Com isso, um invasor pode enviar webshells em PHP, executar código e potencialmente comprometer totalmente o site. O problema ocorre por causa da ausência de validação do tipo de arquivo em uma ação AJAX sem autenticação chamada wwlc_file_upload_handler. Segundo a Wordfence, a verificação das extensões é feita com base em uma lista permitida fornecida pelo parâmetro file_settings, controlado pelo usuário, o que permite adicionar “php” aos tipos autorizados e fazer o plugin aceitar uploads de arquivos executáveis em PHP.
A vulnerabilidade foi corrigida na versão 2.0.3.2 do plugin WooCommerce Wholesale Lead Capture, lançada em 20 de fevereiro. Mesmo assim, a empresa de segurança para WordPress informou que bloqueou mais de 100.000 tentativas de exploit contra a falha desde junho de 2026, sendo 99 delas registradas nas últimas 24 horas.

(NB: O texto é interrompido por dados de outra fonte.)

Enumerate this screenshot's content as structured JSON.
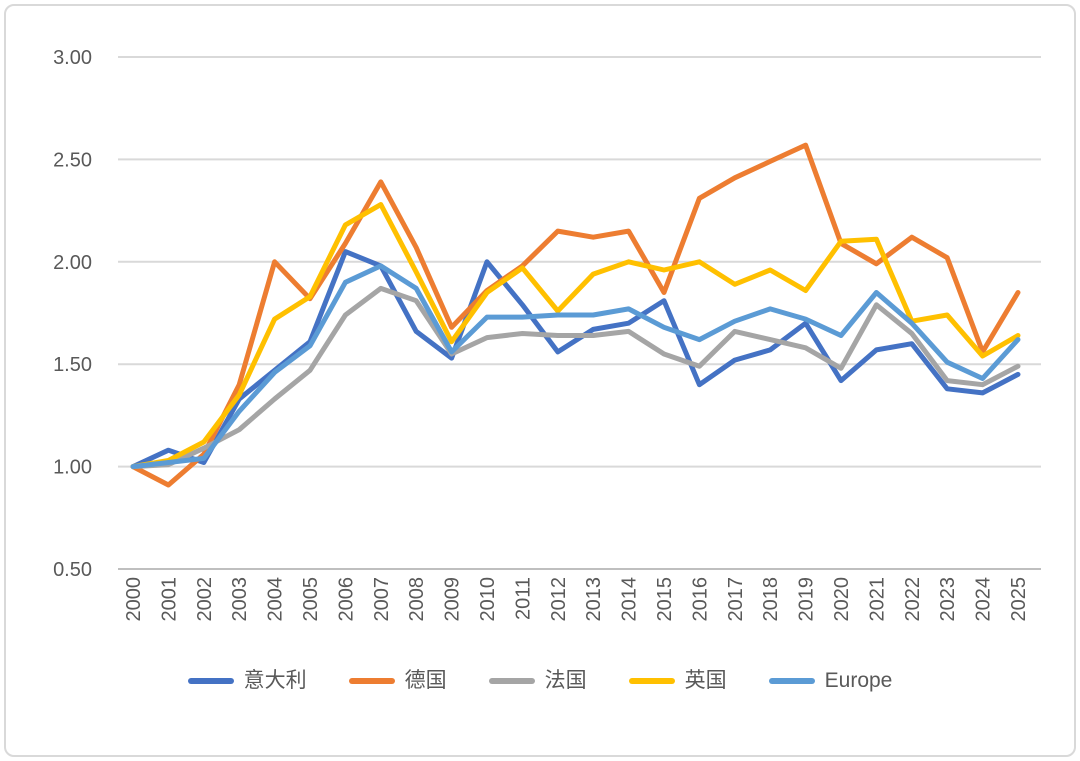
{
  "chart_data": {
    "type": "line",
    "title": "",
    "xlabel": "",
    "ylabel": "",
    "x": [
      "2000",
      "2001",
      "2002",
      "2003",
      "2004",
      "2005",
      "2006",
      "2007",
      "2008",
      "2009",
      "2010",
      "2011",
      "2012",
      "2013",
      "2014",
      "2015",
      "2016",
      "2017",
      "2018",
      "2019",
      "2020",
      "2021",
      "2022",
      "2023",
      "2024",
      "2025"
    ],
    "series": [
      {
        "name": "意大利",
        "color": "#4472C4",
        "values": [
          1.0,
          1.08,
          1.02,
          1.33,
          1.47,
          1.61,
          2.05,
          1.98,
          1.66,
          1.53,
          2.0,
          1.79,
          1.56,
          1.67,
          1.7,
          1.81,
          1.4,
          1.52,
          1.57,
          1.7,
          1.42,
          1.57,
          1.6,
          1.38,
          1.36,
          1.45
        ]
      },
      {
        "name": "德国",
        "color": "#ED7D31",
        "values": [
          1.0,
          0.91,
          1.06,
          1.4,
          2.0,
          1.82,
          2.09,
          2.39,
          2.07,
          1.68,
          1.86,
          1.98,
          2.15,
          2.12,
          2.15,
          1.85,
          2.31,
          2.41,
          2.49,
          2.57,
          2.09,
          1.99,
          2.12,
          2.02,
          1.56,
          1.85
        ]
      },
      {
        "name": "法国",
        "color": "#A5A5A5",
        "values": [
          1.0,
          1.01,
          1.09,
          1.18,
          1.33,
          1.47,
          1.74,
          1.87,
          1.81,
          1.55,
          1.63,
          1.65,
          1.64,
          1.64,
          1.66,
          1.55,
          1.49,
          1.66,
          1.62,
          1.58,
          1.48,
          1.79,
          1.65,
          1.42,
          1.4,
          1.49
        ]
      },
      {
        "name": "英国",
        "color": "#FFC000",
        "values": [
          1.0,
          1.03,
          1.12,
          1.35,
          1.72,
          1.83,
          2.18,
          2.28,
          1.95,
          1.61,
          1.85,
          1.97,
          1.76,
          1.94,
          2.0,
          1.96,
          2.0,
          1.89,
          1.96,
          1.86,
          2.1,
          2.11,
          1.71,
          1.74,
          1.54,
          1.64
        ]
      },
      {
        "name": "Europe",
        "color": "#5B9BD5",
        "values": [
          1.0,
          1.02,
          1.04,
          1.27,
          1.46,
          1.59,
          1.9,
          1.98,
          1.87,
          1.56,
          1.73,
          1.73,
          1.74,
          1.74,
          1.77,
          1.68,
          1.62,
          1.71,
          1.77,
          1.72,
          1.64,
          1.85,
          1.7,
          1.51,
          1.43,
          1.62
        ]
      }
    ],
    "ylim": [
      0.5,
      3.0
    ],
    "y_tick_step": 0.5,
    "y_tick_labels": [
      "0.50",
      "1.00",
      "1.50",
      "2.00",
      "2.50",
      "3.00"
    ],
    "grid": "horizontal",
    "legend_position": "bottom",
    "x_label_rotation": -90,
    "colors": {
      "tick_label": "#595959",
      "gridline": "#d9d9d9",
      "axis_line": "#bfbfbf",
      "background": "#ffffff",
      "card_border": "#d9d9d9"
    }
  }
}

A atividade de exploração disparou entre 4 e 17 de junho, além de novos picos em 1º de julho e 30 de agosto.
No ataque observado pela Wordfence, os threat actors enviaram requisições preparadas para a ação AJAX wwlc_file_upload_handler, com um parâmetro file_settings forjado e um arquivo PHP malicioso chamado shell.php.
“O arquivo shell.php enviado é uma webshell em PHP que informa detalhes do host e oferece um formulário de upload via navegador para gravar arquivos maliciosos adicionais no site WordPress comprometido”, explica a Wordfence.
O Wordfence também forneceu uma lista de endereços IP de maior risco, responsáveis por dezenas de milhares de tentativas de exploração. As tentativas partiram dos seguintes endereços IP:
92.241.13.213
31.59.129.150
2a0f:85c1:840:5389::1
92.241.13.140
23.137.105.214
23.180.120.140
104.194.9.138
187.75.114.36
114.10.43.203
37.114.144.209
A recomendação é adicionar esses IPs à lista de bloqueio e atualizar o plugin para a versão 2.0.3.2 ou posterior, que corrige o problema de segurança. Como uma exploração bem-sucedida permite o envio de arquivos PHP arbitrários, os administradores de sites WordPress também devem verificar a presença de arquivos .php inesperados ou criados recentemente, principalmente no diretório de uploads, e revisar requisições suspeitas para /wp-admin/admin-ajax.php com o parâmetro de ação definido como wwlc_file_upload_handler.
Os pesquisadores ainda recomendam examinar os logs em busca de solicitações que acionem wwlc_file_upload_handler e remover contas de administrador desconhecidas. Se o comprometimento for confirmado, a ação recomendada é restaurar o site a partir de um backup seguro, já que remover todos os mecanismos de persistência, usuários e backdoors pode ser uma tarefa complexa.